Ecosyste.ms: Awesome

An open API service indexing awesome lists of open source software.

Awesome Lists | Featured Topics | Projects

https://github.com/betagouv/etabli

Allow searching for public french digital initiatives across a directory or by talking to an assistant
https://github.com/betagouv/etabli

ai directory france french government gpt initiative llm local-authority product project service

Last synced: about 2 months ago
JSON representation

Allow searching for public french digital initiatives across a directory or by talking to an assistant

Awesome Lists containing this project

README

        

# Établi

A french national platform allowing agents and citizens to search for public digital initiatives across a directory or by talking to an assistant. It improves visibility and so discoverability so people no longer miss what has been done.

- The project is available onto: https://etabli.incubateur.net _(#production)_

All the states of the application are described visually on a Storybook. It renders fake data but allows you to discover the project without dealing with real flows: https://main--65cba764ca6d6f49d5b40e50.chromatic.com/

## Datasets

We rely on 3 datasets to compute initiative sheets into Établi:

- [dinum/noms-de-domaine-organismes-secteur-public](https://gitlab.adullact.net/dinum/noms-de-domaine-organismes-secteur-public/) to retrieve public french domains
- [code.gouv.fr](https://code.gouv.fr/public/) to retrieve public french repositories
- [captn3m0/stackshare-dataset](https://github.com/captn3m0/stackshare-dataset) based on the [StackShare](https://stackshare.io/) data to build a fixed list of tools to bind initiatives to

_This is important to understand to detect new websites or new repositories they must be listed in the first two. Also, note we have no control over their acceptance process._

## Usage

This repository uses `make` CLI to ease the commands, have it installed and run:

```
make deps
```

Then you can have a look at the `Makefile` file to see common available commands.

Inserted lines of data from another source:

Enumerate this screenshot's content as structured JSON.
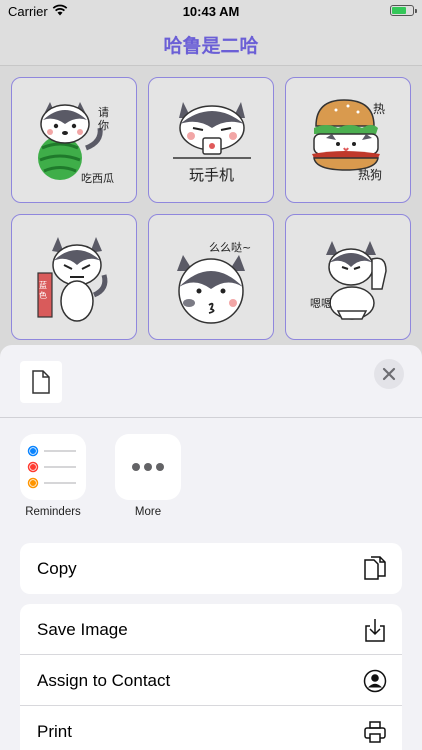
{
  "status_bar": {
    "carrier": "Carrier",
    "time": "10:43 AM",
    "battery_level": 0.7
  },
  "nav": {
    "title": "哈鲁是二哈"
  },
  "stickers": [
    {
      "name": "watermelon-husky",
      "caption_1": "请你",
      "caption_2": "吃西瓜"
    },
    {
      "name": "phone-husky",
      "caption_1": "玩手机"
    },
    {
      "name": "hotdog-husky",
      "caption_1": "热",
      "caption_2": "热狗"
    },
    {
      "name": "sign-husky",
      "caption_1": "蓝色"
    },
    {
      "name": "kiss-husky",
      "caption_1": "么么哒~"
    },
    {
      "name": "toilet-husky",
      "caption_1": "嗯嗯"
    }
  ],
  "share_sheet": {
    "apps": [
      {
        "label": "Reminders",
        "icon": "reminders-icon"
      },
      {
        "label": "More",
        "icon": "more-icon"
      }
    ],
    "actions_group_1": [
      {
        "label": "Copy",
        "icon": "copy-icon"
      }
    ],
    "actions_group_2": [
      {
        "label": "Save Image",
        "icon": "save-icon"
      },
      {
        "label": "Assign to Contact",
        "icon": "contact-icon"
      },
      {
        "label": "Print",
        "icon": "print-icon"
      }
    ],
    "colors": {
      "reminder_blue": "#0a84ff",
      "reminder_red": "#ff3b30",
      "reminder_orange": "#ff9500"
    }
  },
  "colors": {
    "title": "#6b5fd6",
    "cell_border": "#8f87dd"
  }
}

For example to start developing and interact with the frontend, launch the application and the Storybook with:

```
make serve
```

If you want to only launch one of the two:

- Application: `npm run dev:app`
- Storybook: `npm run dev:storybook`

**Note the application needs some tools to run locally:**

- the database
- [Pandoc](https://pandoc.org/) (to format legal documents, can be installed through a manager like `brew`)
- [Semgrep](https://semgrep.dev/) (to analyze code files, can be installed through the Python package manager `pip` by running `pip install -r src/semgrep/requirements.txt`)
- [Bibliothecary](https://github.com/librariesio/bibliothecary) (to analyze code dependencies, can be installed through the Ruby package manager `bundle` by running `bundle --gemfile src/bibliothecary/Gemfile`)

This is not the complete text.